オープン・イノベーションという言葉があるけれど、僕はオープン・アライアンスと言っていて、顧客基盤を持っているいろんなところとどんどん組んでいきます。
ホールセール(大口の金融取引)に関しては、これまで証券と金融法人を結びつけて関係性を強化してきましたが、地方創生の観点からも引き続き地銀との連合づくりに力を入れ、関係性を強化していきます。
SBI証券は、国内株式の委託個人売買代金シェアが継続して35%以上と証券トップでベンチャー企業の株式公開引受けも圧倒的なシェアです。
残る課題は大企業にどう切り込むか。法人向けのビジネスを、M&A業務も含めてこれから一気に拡大していきたいと考えています。
もう1つが新商品の展開です。かつては金融機関が買っていた国債、いまはそうした金融機関の保有国債が満期になっても新発国債の買い手にはならず、誰が買うのかという状況です。
40年前、野村は大部隊を作って中期国債ファンドを売り出し、大ヒットしました。これが野村の預かり資産を一挙に拡大しましたが、僕は中期国債ファンドに代わるものをずっと考えてきた。それがだいぶ見えてきたので、いずれ皆さんに披露できるでしょう。

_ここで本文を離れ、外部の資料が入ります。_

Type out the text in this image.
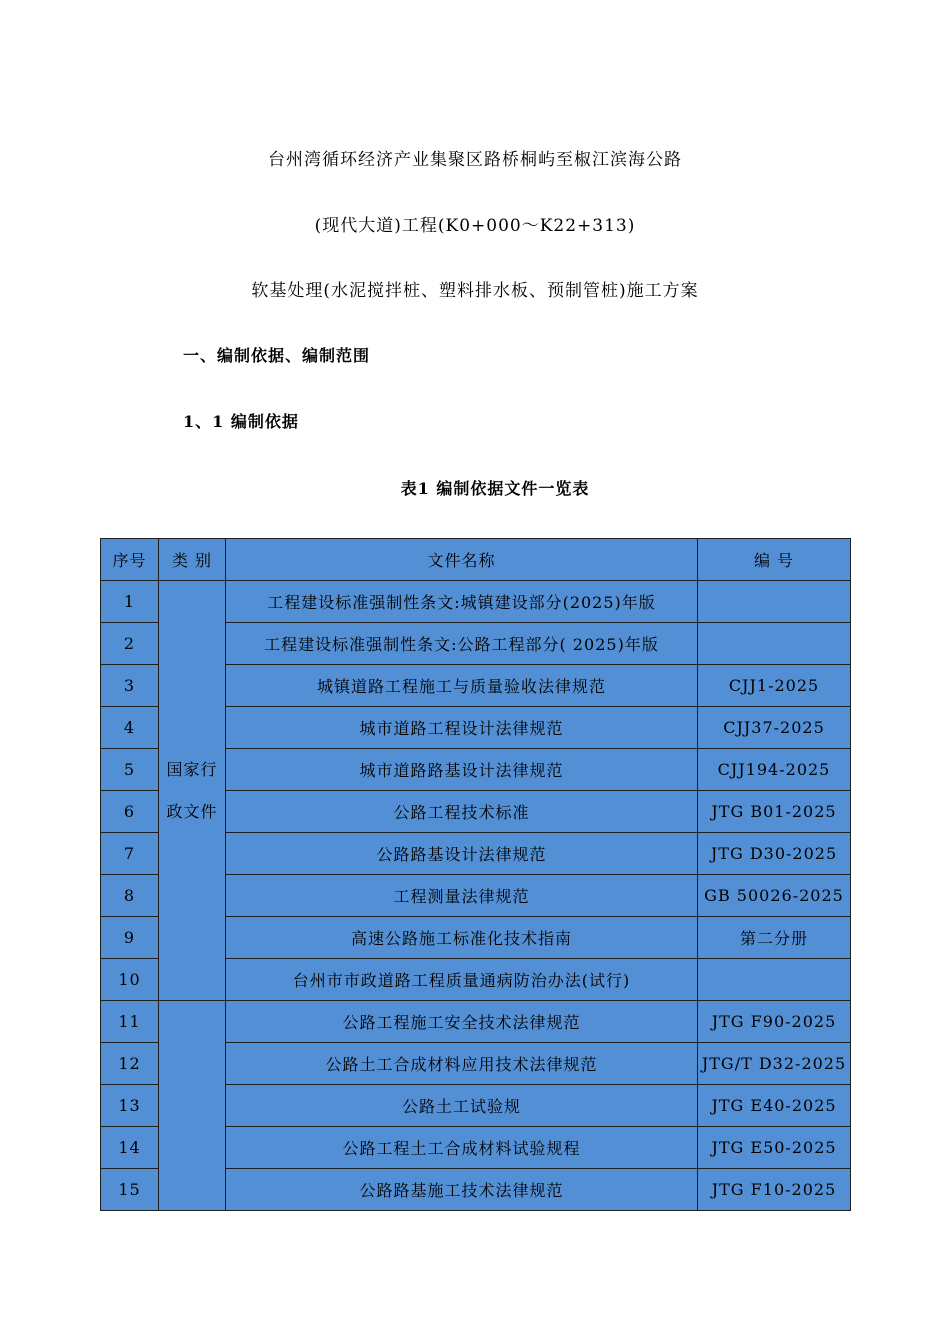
台州湾循环经济产业集聚区路桥桐屿至椒江滨海公路
(现代大道)工程(K0+000～K22+313)
软基处理(水泥搅拌桩、塑料排水板、预制管桩)施工方案
一、编制依据、编制范围
1、1 编制依据
表1 编制依据文件一览表
序号	类 别	文件名称	编 号
1	国家行政文件	工程建设标准强制性条文:城镇建设部分(2025)年版	
2		工程建设标准强制性条文:公路工程部分( 2025)年版	
3		城镇道路工程施工与质量验收法律规范	CJJ1-2025
4		城市道路工程设计法律规范	CJJ37-2025
5		城市道路路基设计法律规范	CJJ194-2025
6		公路工程技术标准	JTG B01-2025
7		公路路基设计法律规范	JTG D30-2025
8		工程测量法律规范	GB 50026-2025
9		高速公路施工标准化技术指南	第二分册
10		台州市市政道路工程质量通病防治办法(试行)	
11		公路工程施工安全技术法律规范	JTG F90-2025
12		公路土工合成材料应用技术法律规范	JTG/T D32-2025
13		公路土工试验规	JTG E40-2025
14		公路工程土工合成材料试验规程	JTG E50-2025
15		公路路基施工技术法律规范	JTG F10-2025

これからはますます「知恵が勝負」の時代になっていくと思います。
【プロフィール】北尾吉孝(きたお・よしたか):1951年兵庫県生まれ。1974年慶応義塾大学経済学部卒業後、野村證券入社。1978年英国ケンブリッジ大学経済学部卒業。1989年、ワッサースタイン・ペレラ・インターナショナル社(ロンドン)常務取締役。1991年、野村企業情報取締役。1992年、野村證券事業法人三部長。1995年、孫正義社長の招聘によりソフトバンク入社。1999年ソフトバンク・インベストメント(現SBIホールディングス)を設立し社長就任。現在は、証券・銀行・保険などのインターネット金融サービス事業、新産業育成に向けた投資事業やバイオ関連事業などを幅広く展開するSBIホールディングス代表取締役社長。ライブドアによるニッポン放送買収騒動ではニッポン放送とフジテレビのホワイトナイト(敵対的TOBの防衛者)として颯爽と登場、一躍、時の人となった。著書にベストセラーとなった『何のために働くのか』をはじめ、『君子を目指せ 小人になるな』『修身のすすめ』などがある。その先見の明は政財界から常に注目されている。
●聞き手/河野圭祐(ジャーナリスト):1963年、静岡県生まれ。経済誌編集長を経て、2018年4月よりフリーとして活動。流通、食品、ホテル、不動産など幅広く取材。